Da wird sichtbar, wie sehr Sachsen noch 1990 und 1991 von Industrie geprägt war. Bekanntlich wurde das Meiste in den Folgejahren abgewrackt und die Zahl der Beschäftigten in der Industrie hat sich halbiert. Was da seit 2010 wächst, sind ja in der Regel die Neugründungen oder Neuansiedlungen aus der Zeit nach der “Wende”, oft genug auch die, die erst nach 2000 in Sachsen Fuß fassten – man denke an die Leipziger Ansiedlungen von Porsche und BMW, die erst seit 2005, 2006 dafür sorgen, dass das Automotiv-Cluster bei Leipzig wächst.
Ergebnis: “Im Vorjahresvergleich lag Sachsen etwas unter der bundesweiten Entwicklung, in Deutschland erhöhte sich die Erwerbstätigenzahl im Jahresdurchschnitt um 0,9 Prozent.

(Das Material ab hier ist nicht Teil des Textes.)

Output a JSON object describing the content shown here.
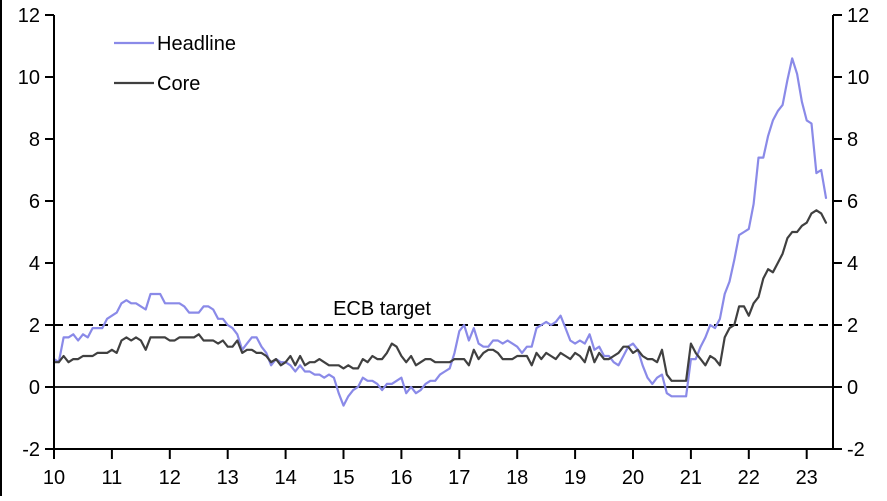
{
  "page": {
    "background": "#ffffff"
  },
  "chart_data": {
    "type": "line",
    "title": "",
    "xlabel": "",
    "ylabel": "",
    "ylim": [
      -2,
      12
    ],
    "grid": false,
    "axis_color": "#000000",
    "legend_position": "top-left-inside",
    "x_tick_labels": [
      "10",
      "11",
      "12",
      "13",
      "14",
      "15",
      "16",
      "17",
      "18",
      "19",
      "20",
      "21",
      "22",
      "23"
    ],
    "y_tick_labels": [
      "-2",
      "0",
      "2",
      "4",
      "6",
      "8",
      "10",
      "12"
    ],
    "zero_line": {
      "y": 0,
      "style": "solid"
    },
    "annotations": [
      {
        "label": "ECB target",
        "y": 2,
        "style": "dashed"
      }
    ],
    "series": [
      {
        "name": "Headline",
        "color": "#8a8ae8",
        "start": "2010-01",
        "frequency": "monthly",
        "values": [
          0.9,
          0.8,
          1.6,
          1.6,
          1.7,
          1.5,
          1.7,
          1.6,
          1.9,
          1.9,
          1.9,
          2.2,
          2.3,
          2.4,
          2.7,
          2.8,
          2.7,
          2.7,
          2.6,
          2.5,
          3.0,
          3.0,
          3.0,
          2.7,
          2.7,
          2.7,
          2.7,
          2.6,
          2.4,
          2.4,
          2.4,
          2.6,
          2.6,
          2.5,
          2.2,
          2.2,
          2.0,
          1.9,
          1.7,
          1.2,
          1.4,
          1.6,
          1.6,
          1.3,
          1.1,
          0.7,
          0.9,
          0.8,
          0.8,
          0.7,
          0.5,
          0.7,
          0.5,
          0.5,
          0.4,
          0.4,
          0.3,
          0.4,
          0.3,
          -0.2,
          -0.6,
          -0.3,
          -0.1,
          0.0,
          0.3,
          0.2,
          0.2,
          0.1,
          -0.1,
          0.1,
          0.1,
          0.2,
          0.3,
          -0.2,
          0.0,
          -0.2,
          -0.1,
          0.1,
          0.2,
          0.2,
          0.4,
          0.5,
          0.6,
          1.1,
          1.8,
          2.0,
          1.5,
          1.9,
          1.4,
          1.3,
          1.3,
          1.5,
          1.5,
          1.4,
          1.5,
          1.4,
          1.3,
          1.1,
          1.3,
          1.3,
          1.9,
          2.0,
          2.1,
          2.0,
          2.1,
          2.3,
          1.9,
          1.5,
          1.4,
          1.5,
          1.4,
          1.7,
          1.2,
          1.3,
          1.0,
          1.0,
          0.8,
          0.7,
          1.0,
          1.3,
          1.4,
          1.2,
          0.7,
          0.3,
          0.1,
          0.3,
          0.4,
          -0.2,
          -0.3,
          -0.3,
          -0.3,
          -0.3,
          0.9,
          0.9,
          1.3,
          1.6,
          2.0,
          1.9,
          2.2,
          3.0,
          3.4,
          4.1,
          4.9,
          5.0,
          5.1,
          5.9,
          7.4,
          7.4,
          8.1,
          8.6,
          8.9,
          9.1,
          9.9,
          10.6,
          10.1,
          9.2,
          8.6,
          8.5,
          6.9,
          7.0,
          6.1
        ]
      },
      {
        "name": "Core",
        "color": "#404040",
        "start": "2010-01",
        "frequency": "monthly",
        "values": [
          0.8,
          0.8,
          1.0,
          0.8,
          0.9,
          0.9,
          1.0,
          1.0,
          1.0,
          1.1,
          1.1,
          1.1,
          1.2,
          1.1,
          1.5,
          1.6,
          1.5,
          1.6,
          1.5,
          1.2,
          1.6,
          1.6,
          1.6,
          1.6,
          1.5,
          1.5,
          1.6,
          1.6,
          1.6,
          1.6,
          1.7,
          1.5,
          1.5,
          1.5,
          1.4,
          1.5,
          1.3,
          1.3,
          1.5,
          1.1,
          1.2,
          1.2,
          1.1,
          1.1,
          1.0,
          0.8,
          0.9,
          0.7,
          0.8,
          1.0,
          0.7,
          1.0,
          0.7,
          0.8,
          0.8,
          0.9,
          0.8,
          0.7,
          0.7,
          0.7,
          0.6,
          0.7,
          0.6,
          0.6,
          0.9,
          0.8,
          1.0,
          0.9,
          0.9,
          1.1,
          1.4,
          1.3,
          1.0,
          0.8,
          1.0,
          0.7,
          0.8,
          0.9,
          0.9,
          0.8,
          0.8,
          0.8,
          0.8,
          0.9,
          0.9,
          0.9,
          0.7,
          1.2,
          0.9,
          1.1,
          1.2,
          1.2,
          1.1,
          0.9,
          0.9,
          0.9,
          1.0,
          1.0,
          1.0,
          0.7,
          1.1,
          0.9,
          1.1,
          1.0,
          0.9,
          1.1,
          1.0,
          0.9,
          1.1,
          1.0,
          0.8,
          1.3,
          0.8,
          1.1,
          0.9,
          0.9,
          1.0,
          1.1,
          1.3,
          1.3,
          1.1,
          1.2,
          1.0,
          0.9,
          0.9,
          0.8,
          1.2,
          0.4,
          0.2,
          0.2,
          0.2,
          0.2,
          1.4,
          1.1,
          0.9,
          0.7,
          1.0,
          0.9,
          0.7,
          1.6,
          1.9,
          2.0,
          2.6,
          2.6,
          2.3,
          2.7,
          2.9,
          3.5,
          3.8,
          3.7,
          4.0,
          4.3,
          4.8,
          5.0,
          5.0,
          5.2,
          5.3,
          5.6,
          5.7,
          5.6,
          5.3
        ]
      }
    ]
  }
}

Während die fünf neuen Länder ein geringfügiges Plus um 0,1 Prozent verzeichneten, erfolgte in den alten Ländern (ohne Berlin) ein Anstieg der Zahl der Erwerbstätigen um ein Prozent.”
Die Prozentzahl zum Vorjahresvergleich steht gleich am Anfang des Artikels: 0,5 Prozent. Sachsen wächst – trotz akutem Nachwuchsmangel – deutlich stärker als die anderen ostdeutschen Flächenländer. Außer Berlin. Und da sind wir wieder bei der Entwicklung, die auch im Osten die künftigen Metropolstrukturen herauskristallisieren lässt: Berlin ist als Metropole so ein Kristallisationskern und in Sachsen sind es vor allem Leipzig und Dresden. Und wenn die Landesregierungen in Dresden, Erfurt und Magdeburg ein bisschen wirtschaftliche Cleverness besäßen, würden sie alle Adern, Netze und Verbindungen in diese mitteldeutschen Kristallisationskerne stärken, um auch die eher peripheren Wirtschaftsstandorte an die Pumpe zu hängen.
Aber das alte Denken in der Größe wettinischer Kleinfürstentümer dominiert leider Regierungen und Parlamente. Was eben am Ende nur eine 0,5 oder 0,1 Prozent bedeutet, wo eigentlich auch eine 0,9 oder 1,5 stehen könnten.